YOUNG musicians who only a few weeks ago conquered Japan with their Rising Sun Tour will tomorrow take part in a traditional Japanese tea ceremony to mark the 74th anniversary of the bombing of Hiroshima.

Eight youngsters from the Ayrshire Fiddle Orchestra (AFO) have volunteered to travel from Ayr to Edinburgh to perform at the event in St Mary’s Episcopal Cathedral in Edinburgh.

They were among 66 musicians who travelled to Japan last month and played the first music to be performed in the Hiroshima Peace Garden – Lament for the Children of Hiroshima – to open the ceremony.

The piece, composed by Harry McFarlane, a 90-year-old former music teacher – was premiered in Hiroshima by Mia Walsingham, the 17-year-old leader of the AFO.

They will also play Japanese folk tunes they performed with the whole orchestra in Japan to highly appreciative audiences.

Walsingham had the honour of being the first musician to play music in the peace garden, which included playing for the Mayor of Hiroshima and the Under Secretary General of the international organisation Mayors for Peace.

After the moving event, she told The National: “What the lament stands for is more emotional than the music itself.
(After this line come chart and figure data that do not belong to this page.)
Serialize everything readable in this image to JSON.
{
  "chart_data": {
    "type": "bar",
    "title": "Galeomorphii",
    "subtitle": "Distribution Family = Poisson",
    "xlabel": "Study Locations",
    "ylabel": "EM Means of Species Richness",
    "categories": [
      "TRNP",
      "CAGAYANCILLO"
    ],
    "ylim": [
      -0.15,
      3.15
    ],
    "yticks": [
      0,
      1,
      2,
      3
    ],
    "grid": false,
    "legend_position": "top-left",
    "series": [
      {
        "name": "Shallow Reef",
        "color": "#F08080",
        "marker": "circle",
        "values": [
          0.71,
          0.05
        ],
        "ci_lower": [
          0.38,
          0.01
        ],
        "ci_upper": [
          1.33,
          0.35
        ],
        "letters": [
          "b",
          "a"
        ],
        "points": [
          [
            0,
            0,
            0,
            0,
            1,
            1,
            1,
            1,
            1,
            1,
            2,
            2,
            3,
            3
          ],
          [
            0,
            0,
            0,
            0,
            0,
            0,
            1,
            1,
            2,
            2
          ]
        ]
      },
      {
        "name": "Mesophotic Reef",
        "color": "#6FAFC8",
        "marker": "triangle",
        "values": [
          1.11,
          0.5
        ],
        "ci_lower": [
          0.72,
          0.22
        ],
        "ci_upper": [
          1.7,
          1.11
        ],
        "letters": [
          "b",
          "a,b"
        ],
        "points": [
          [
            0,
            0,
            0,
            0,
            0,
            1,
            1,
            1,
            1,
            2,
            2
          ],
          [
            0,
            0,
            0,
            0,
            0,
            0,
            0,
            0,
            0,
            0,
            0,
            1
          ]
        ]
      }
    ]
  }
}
I was given a once-in-a-lifetime opportunity.

“I was quite nervous at first with all the TV cameras, VIPs and journalists around, but once you start playing you forget about that and become very focused on the music and what it stood for.

“With my musician colleagues we are all honoured to be World Peace Tartan ambassadors and we will all be wearing the tartan.

“We are all becoming more and more aware that we are contributing to building a culture of peace with our music.

“I’m very pleased to have the opportunity to play the Lament for the Children of Hiroshima again and on this anniversary of the catastrophic bomb blast.”

The bombing of Hiroshima and, three days later Nagasaki, effectively ended the Second World War by bringing about the surrender of Japan.

However, it came at a terrible cost with the obliteration of both cities.

Hiroshima Day has now become a focus for anti-nuclear and anti-war demonstrations and discussions.

The Chado – way of tea – ceremony can be understood as a spiritual and aesthetic discipline for refinement of the self and the world.

It is a 16th century living art form with the principles of harmony, respect, purity and tranquillity, which has been described by 15th Grand Master Daisosho Sen Genshitsu, thus: “Think of the tea bowl as the earth and of matcha as its green; in other words, nature.

“When you receive a bowl of tea, you confront the preciousness of life – you receive life itself.”

Japanese Tea Master, Mio Shudo, who will lead tomorrow’s ceremony, said: “We invite all those interested to come and remember the terrible event in Hiroshima on August 6th, 1945 and all those who perished and suffered that day.

“We also invite people to come and experience a traditional Chado Japanese tea ceremony.”

Shudo added: “We are so looking forward to being joined by the young Scottish musicians of the Ayrshire Fiddle Orchestra with their beautiful and heartfelt contribution for this Hiroshima Day.”

David Moore, the AFO’s music director, said: “Cultural exchanges and the performing and sharing of music are all contributions to building a culture of peace and we are so proud to be doing this in our lives through Scottish traditional music.”

Victor Spence, who founded the World Peace Tartan, added: “It was my privilege to confer the Ayrshire Fiddle Orchestra with ambassadorship of the World Peace Tartan.

“I can’t think of anything more exciting that a young group of Scottish traditional musicians being World Peace Tartan ambassadors.”